During the Cuman raid on the Principality of Pereyaslav, the Rus' princes Sviatopolk II of Kiev, Oleg I of Chernigov and Vladimir II Monomakh assembled an army of at least few thousand men, largely cavalrymen, in order to confront the Cuman intruders. The exact size of the Cuman army is unknown, but is believed to have been large.

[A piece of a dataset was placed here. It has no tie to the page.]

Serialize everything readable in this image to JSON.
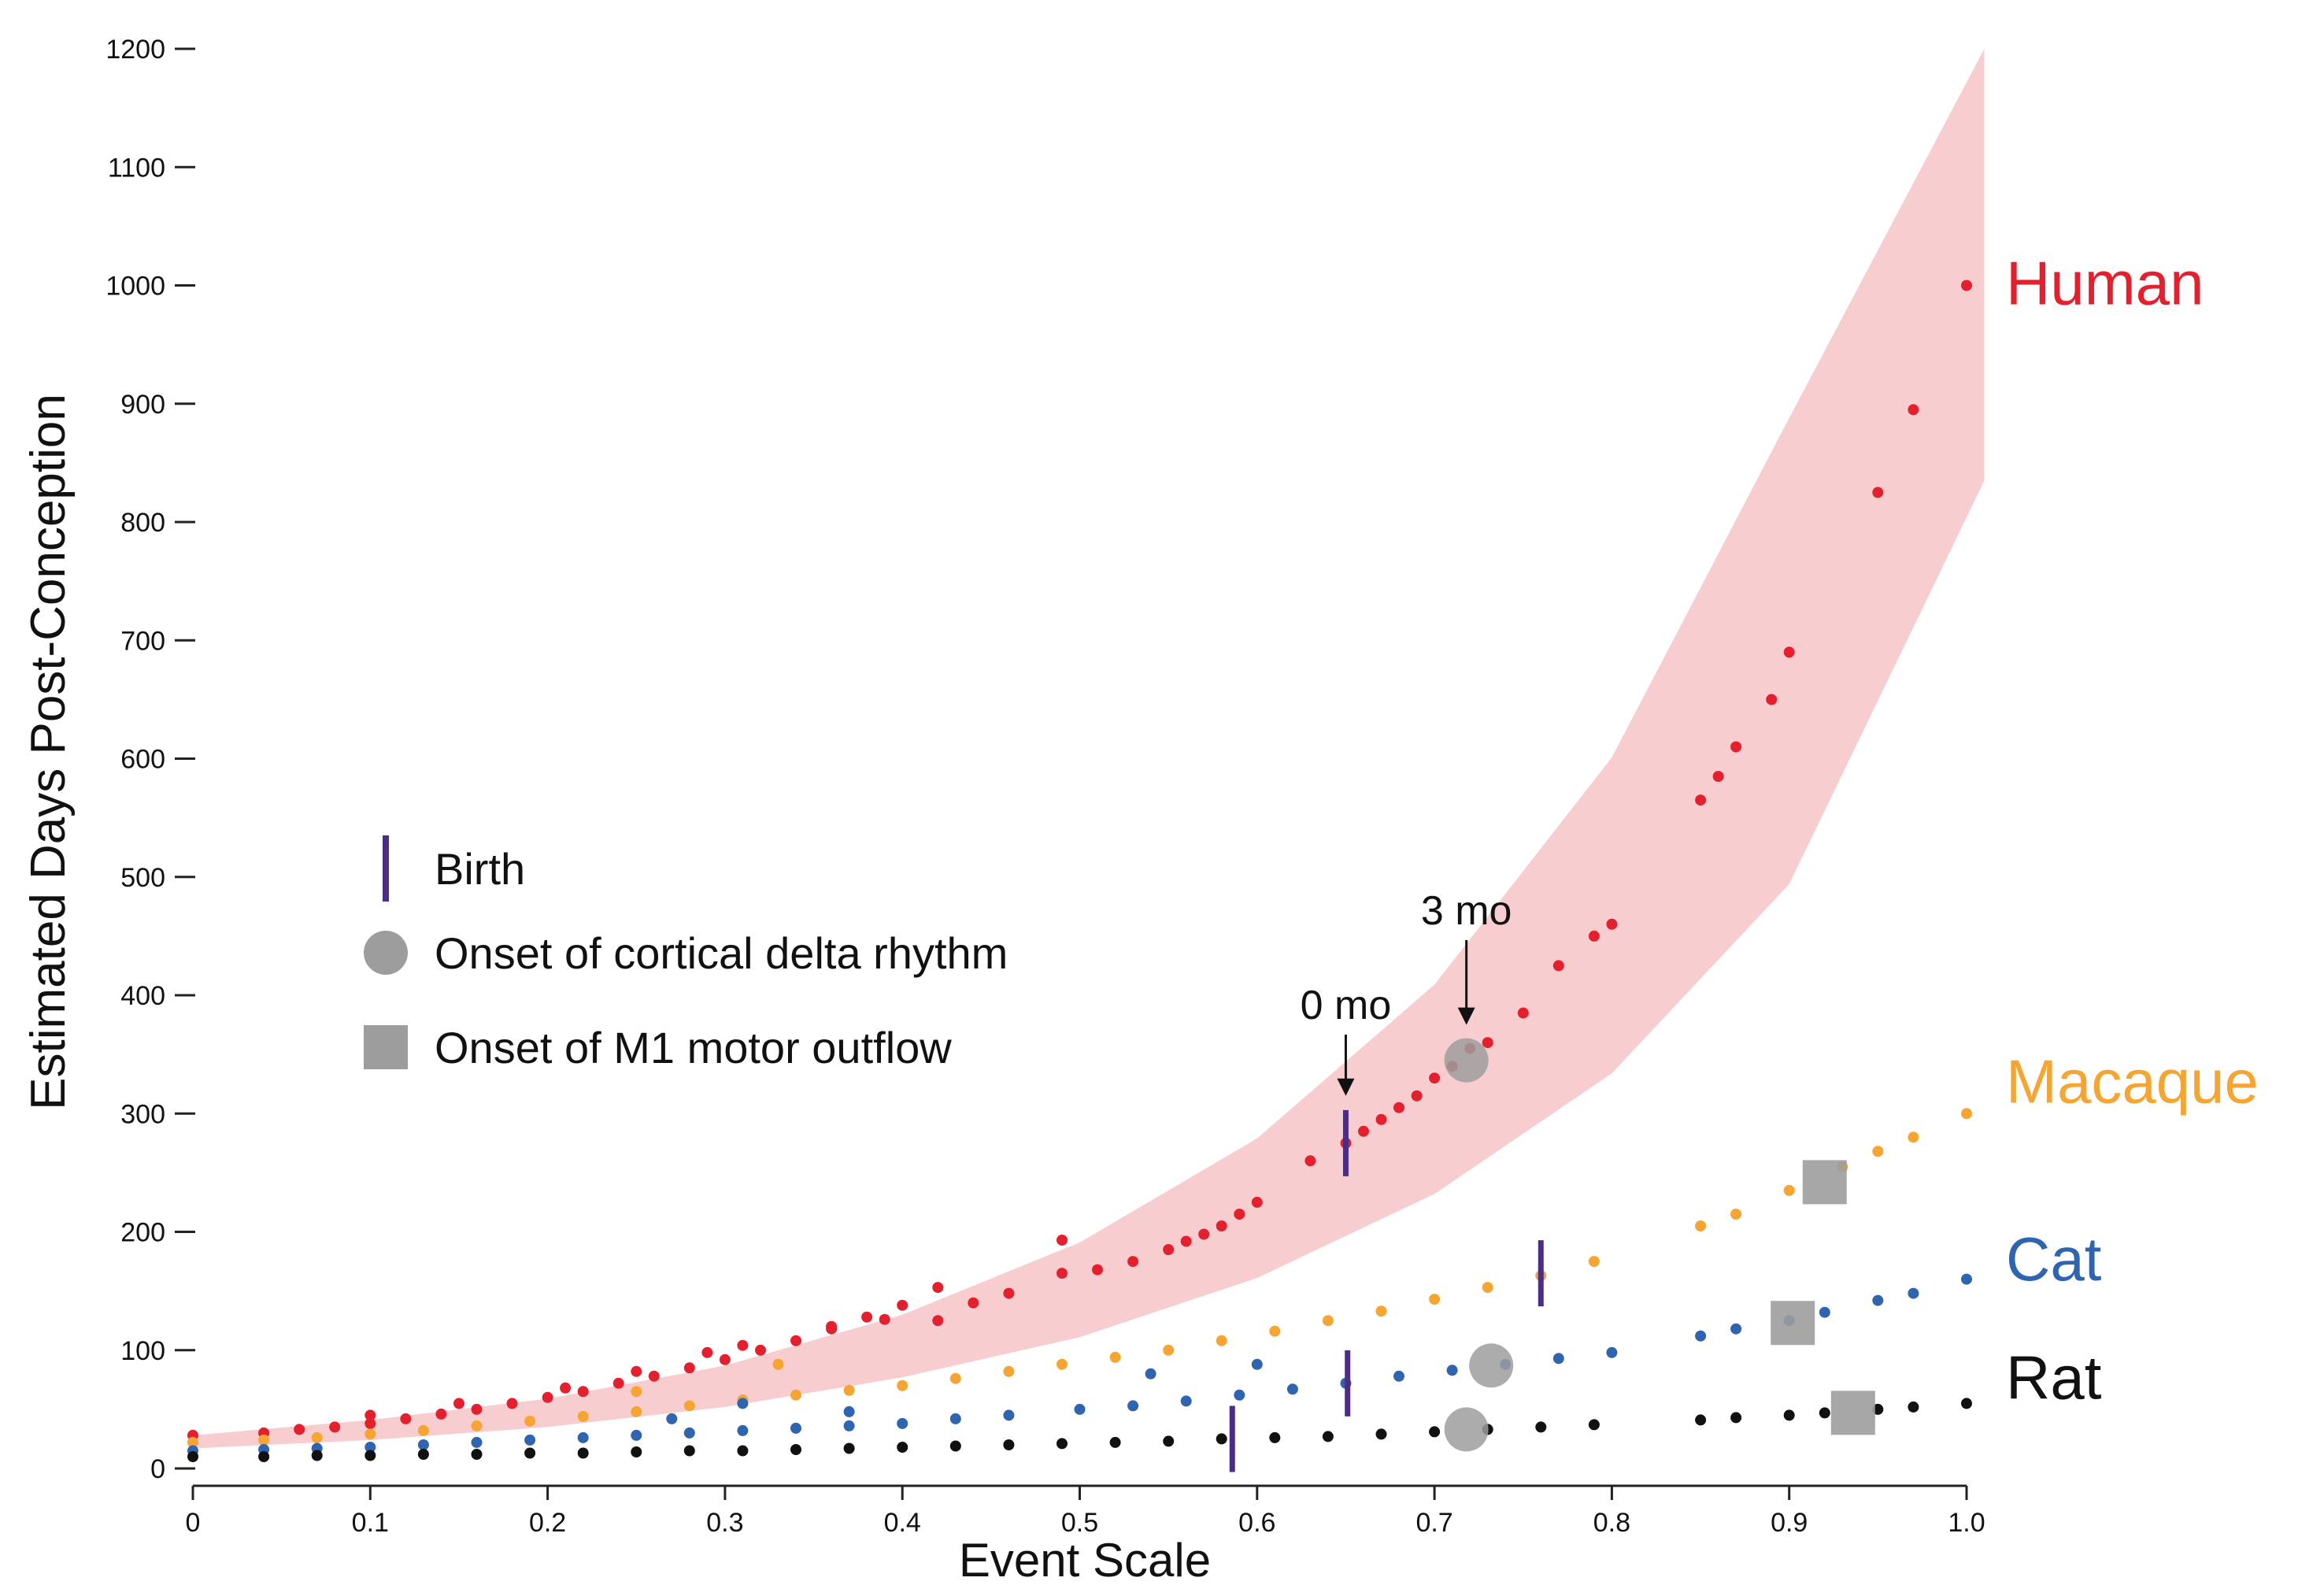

The battle began on 12 August, near Lubny, after Rus' forces crossed the Sula river, with Rus' troops calling out to Cumans and taking them by surprise. Cumans were too shocked to be able to organise an efficient resistance and instead begun a chaotic retreat, with many fleeing on foot and abandoning their caravan with loot in the process. The Cumans were pursued by Rus' cavalry all the way to Khorol river, located 40–50km from Sula, leading to heavy losses among Cumans, as they, together with their leaders, were getting mauled by Rus' cavalry.

== Aftermath ==

The battle resulted in Rus' victory. The losses among Rus' forces were light, while the Cumans suffered heavy losses, as their khan Taz was killed and their khan Sugr was captured alongside his brothers. However, Cuman chieftains Boniak and Sharukan managed to escape. In 1110, Cumans again launched an attack on the Principality of Pereyaslav, but were repulsed. In 1111, Cumans would suffer another heavy defeat against the Rus' princes at the Battle of the Salnitsa river.